What is clear from both these articles is that the military is hard-up for recruits so their intention is to seek out new recruits on high school campuses—and it’s “no child left behind” in their pursuit. No age is too young to begin the indoctrination that war is fun, an adventure and a stepping-stone to success.

According to the Chronicle column, “The Army continues to meet its goals, but it is hard to shake the feeling that military recruiters are running as fast as they can to stay in place.
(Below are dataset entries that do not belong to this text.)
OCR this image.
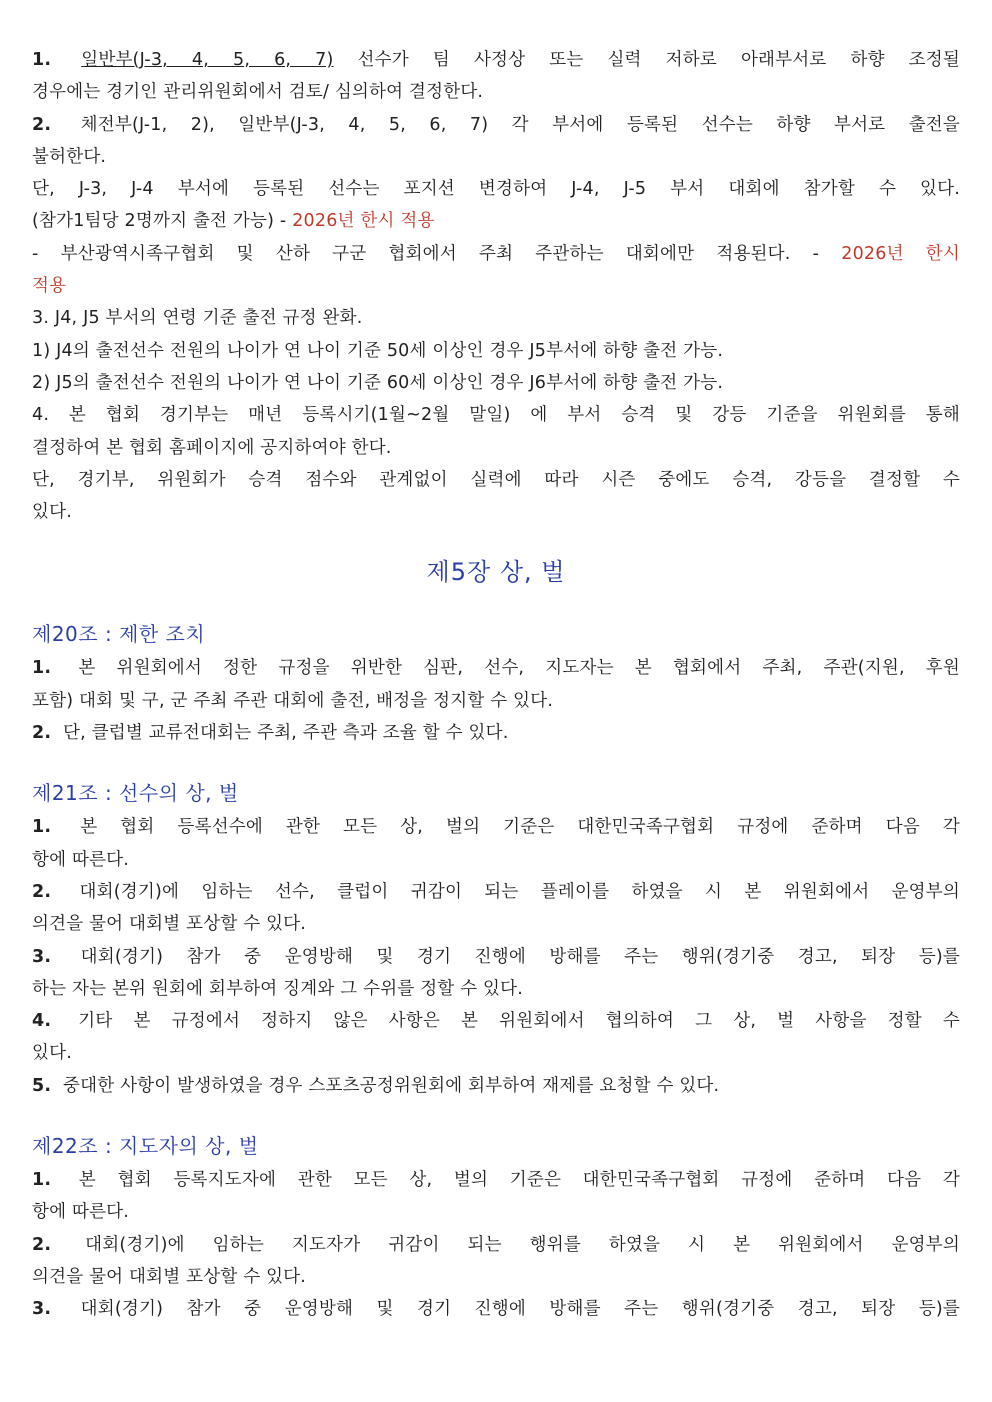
1. 일반부(J-3, 4, 5, 6, 7) 선수가 팀 사정상 또는 실력 저하로 아래부서로 하향 조정될
경우에는 경기인 관리위원회에서 검토/ 심의하여 결정한다.
2. 체전부(J-1, 2), 일반부(J-3, 4, 5, 6, 7) 각 부서에 등록된 선수는 하향 부서로 출전을
불허한다.
단, J-3, J-4 부서에 등록된 선수는 포지션 변경하여 J-4, J-5 부서 대회에 참가할 수 있다.
(참가1팀당 2명까지 출전 가능) - 2026년 한시 적용
- 부산광역시족구협회 및 산하 구군 협회에서 주최 주관하는 대회에만 적용된다. - 2026년 한시
적용
3. J4, J5 부서의 연령 기준 출전 규정 완화.
1) J4의 출전선수 전원의 나이가 연 나이 기준 50세 이상인 경우 J5부서에 하향 출전 가능.
2) J5의 출전선수 전원의 나이가 연 나이 기준 60세 이상인 경우 J6부서에 하향 출전 가능.
4. 본 협회 경기부는 매년 등록시기(1월~2월 말일) 에 부서 승격 및 강등 기준을 위원회를 통해
결정하여 본 협회 홈페이지에 공지하여야 한다.
단, 경기부, 위원회가 승격 점수와 관계없이 실력에 따라 시즌 중에도 승격, 강등을 결정할 수
있다.
제5장 상, 벌
제20조 : 제한 조치
1. 본 위원회에서 정한 규정을 위반한 심판, 선수, 지도자는 본 협회에서 주최, 주관(지원, 후원
포함) 대회 및 구, 군 주최 주관 대회에 출전, 배정을 정지할 수 있다.
2. 단, 클럽별 교류전대회는 주최, 주관 측과 조율 할 수 있다.
제21조 : 선수의 상, 벌
1. 본 협회 등록선수에 관한 모든 상, 벌의 기준은 대한민국족구협회 규정에 준하며 다음 각
항에 따른다.
2. 대회(경기)에 임하는 선수, 클럽이 귀감이 되는 플레이를 하였을 시 본 위원회에서 운영부의
의견을 물어 대회별 포상할 수 있다.
3. 대회(경기) 참가 중 운영방해 및 경기 진행에 방해를 주는 행위(경기중 경고, 퇴장 등)를
하는 자는 본위 원회에 회부하여 징계와 그 수위를 정할 수 있다.
4. 기타 본 규정에서 정하지 않은 사항은 본 위원회에서 협의하여 그 상, 벌 사항을 정할 수
있다.
5. 중대한 사항이 발생하였을 경우 스포츠공정위원회에 회부하여 재제를 요청할 수 있다.
제22조 : 지도자의 상, 벌
1. 본 협회 등록지도자에 관한 모든 상, 벌의 기준은 대한민국족구협회 규정에 준하며 다음 각
항에 따른다.
2. 대회(경기)에 임하는 지도자가 귀감이 되는 행위를 하였을 시 본 위원회에서 운영부의
의견을 물어 대회별 포상할 수 있다.
3. 대회(경기) 참가 중 운영방해 및 경기 진행에 방해를 주는 행위(경기중 경고, 퇴장 등)를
The Army has added 1,000 recruiters—for a total of 7,000 across the country—and two years ago doubled its advertising spending, to $592 million. Standards for incoming recruits have been lowered for the first time since 1998, and benefits and signup bonuses have been increased…” It’s clear that money spent on these recruiting tactics are taking funds away from programs our schools really need. News reports in early February show that the Marine Corps has fallen short of its recruitment goals.

In fact, the entire U.S. defense budget has soared to nearly $754 billion—$300 billion for the cost of the wars in Afghanistan and Iraq alone. These costs have all but paralyzed federal funding to social welfare programs across the board in spite of growing needs.

Hospitals are being closed as well as schools. In some parts of the Bay Area, people have to drive 45 minutes to get to the nearest emergency hospital.

Parents, students and teachers find themselves fighting for their schools’ existence. And instead of applying new and creative ways of teaching, teachers and schools are conforming their teaching to the information asked on standardized tests. And those schools whose students fail the minimum passing test score, ultimately, will be closed. The children who go to these schools will be transferred to a school farther away from their home. The combination of war spending and federal education policies amount to a continuing and escalating campaign to end public education in the United States.

The relentless pressure of the costs of war; the closing of schools and hospitals; plant closures; job losses; must also be viewed in the context of the biggest profit-taking in history by America’s richest “Fortune 500” individuals. A cool two-thirds of them became billionaires in the last few years.

Not only have the super-rich gotten richer, but two-thirds of American businesses are currently paying no taxes. They pay nothing towards the billions of dollars being spent on war. Most of this money comes directly from the taxes paid by working people. And, overwhelmingly the ranks of the military are made up of poor, working class men and now women who feel they have no real job opportunities. The wealthy don’t make up even a tiny percent of military personnel (except for the top brass, of course.)

In San Francisco, last November, we voted by a 63 percent majority to “Bring our troops home now.” The antiwar movement in San Francisco must campaign to keep the military out of our schools. We must make it clear to all of our politicians that we want real career opportunities for our kids. We want our kids to have the best schools and the best education they can get. It is more important than ever to encourage creative thinking and to broaden our children’s horizons through education; not turn them into “lean, mean killing machines” in the service of the filthy rich.

Clearly, the poor and all working people are paying the price for a war that is making billions for corporations. While the men, women and children of Iraq die; while our sons and daughters are getting killed in greater numbers than those killed in the first two years of the Vietnam War. There is no end in sight to the costs of military spending that will be squeezed from them.

To Martin Luther King’s statement that, “the United States is the biggest purveyor of violence in the world,” we now have to add, “with the biggest war budget ever.”

Every parent, student, teacher, union member, working person, unemployed person, sick person, should demand that the military be banned from our schools; that our schools and hospitals stay open and expand; that the entire military budget go for human needs instead of war.

I think $700 billion a year might cover it. It’s more than a start. Surely we could triple or quadruple the amount if we taxed the rich.